Topumu aldım ve dışarı çıktım. Yeni taşınmıştık bu
mahalleye. Hiç arkadaşım yoktu, küçüklük yıllarım. Sokakta oynamaya başladım,
diğer çocuklar yavaş yavaş geldi ve bana eşlik etmeye başladılar. Kalabalık
olduk, mahallenin tüm çocukları geldi. Aralarından bazıları iyi niyetli değildi
biliyorum, bazıları iyiydi ama biri çok özeldi. Hepimiz çocuktuk, çok
önemsemedim. Yorulanlar kaldırım kenarına geçiyor ve sohbet ediyorlardı. Ben
yorulmadan oynuyordum, yorulmuyordum çünkü sevdiğim arkadaşlarım vardı,
yorulmuyordum çünkü o vardı. . .
Bir zaman sonra yorulup kenarda bekleyenler başka oyun
oynamak istediler. Ancak biz halimizden memnunduk ve katılmak istemedik.

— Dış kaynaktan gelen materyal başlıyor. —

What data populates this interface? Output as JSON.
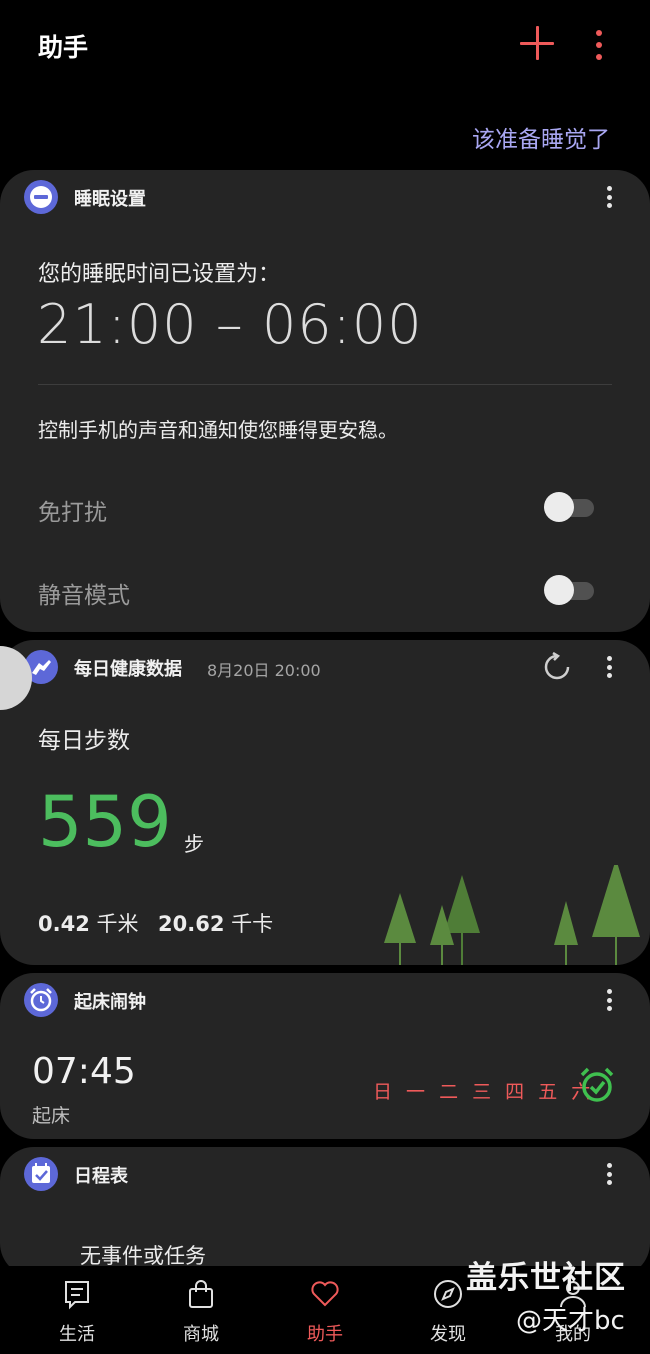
{
  "header": {
    "title": "助手"
  },
  "hint_text": "该准备睡觉了",
  "sleep_card": {
    "title": "睡眠设置",
    "label": "您的睡眠时间已设置为：",
    "time_range": "21:00 – 06:00",
    "description": "控制手机的声音和通知使您睡得更安稳。",
    "toggles": [
      {
        "label": "免打扰",
        "on": false
      },
      {
        "label": "静音模式",
        "on": false
      }
    ]
  },
  "health_card": {
    "title": "每日健康数据",
    "date": "8月20日 20:00",
    "steps_label": "每日步数",
    "steps": "559",
    "steps_unit": "步",
    "distance_value": "0.42",
    "distance_unit": "千米",
    "calories_value": "20.62",
    "calories_unit": "千卡"
  },
  "alarm_card": {
    "title": "起床闹钟",
    "time": "07:45",
    "label": "起床",
    "days": "日 一 二 三 四 五 六",
    "day_color": "#ef5a5a",
    "enabled": true
  },
  "schedule_card": {
    "title": "日程表",
    "empty_text": "无事件或任务"
  },
  "bottom_nav": {
    "items": [
      {
        "label": "生活",
        "icon": "note-icon"
      },
      {
        "label": "商城",
        "icon": "shopping-bag-icon"
      },
      {
        "label": "助手",
        "icon": "heart-icon",
        "active": true
      },
      {
        "label": "发现",
        "icon": "compass-icon"
      },
      {
        "label": "我的",
        "icon": "person-icon"
      }
    ]
  },
  "watermark": {
    "line1": "盖乐世社区",
    "line2": "@天才bc"
  },
  "colors": {
    "accent": "#ef5a5a",
    "steps_green": "#4cbd5e",
    "hint_purple": "#a9a7f2",
    "card_icon": "#5d68d8"
  }
}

Azalmıştık ama oyunumuzdan zevk alıyorduk. Çoğunluk gurup oyunumuzu bozdu,
topumu aldı ve çivi ile topu patlattı.
Topu elime aldım,çok üzülmüştüm. Kenara geçtim arkadaşlarımla, patlak kısmına
bir kıymık yerleştirdim. Oynamaya devam ettik. Öğrendim ki bir çok çocuğun evde
topu varmış ancak dışarı çıkarmazlarmış, toplarının patlamasını istemezlermiş. Bunu
öğrenmemin ardından bir zaman sonra patlak topla oynamak istemedim. Oyunumuzu
tekrar bozmalarından korktum.Topu elime aldım ve sokaktan
uzaklaştım.Arkadaşlarım peşimden koştular, özellikle de o koştu ama
yetişemediler,yetişemedi...
Mahallenin dışına çıkmıştım, annem duysa kızacaktı. Elimde
topum, çayırda yanlız başıma oturdum gözlerim doldu, onu özledim. . .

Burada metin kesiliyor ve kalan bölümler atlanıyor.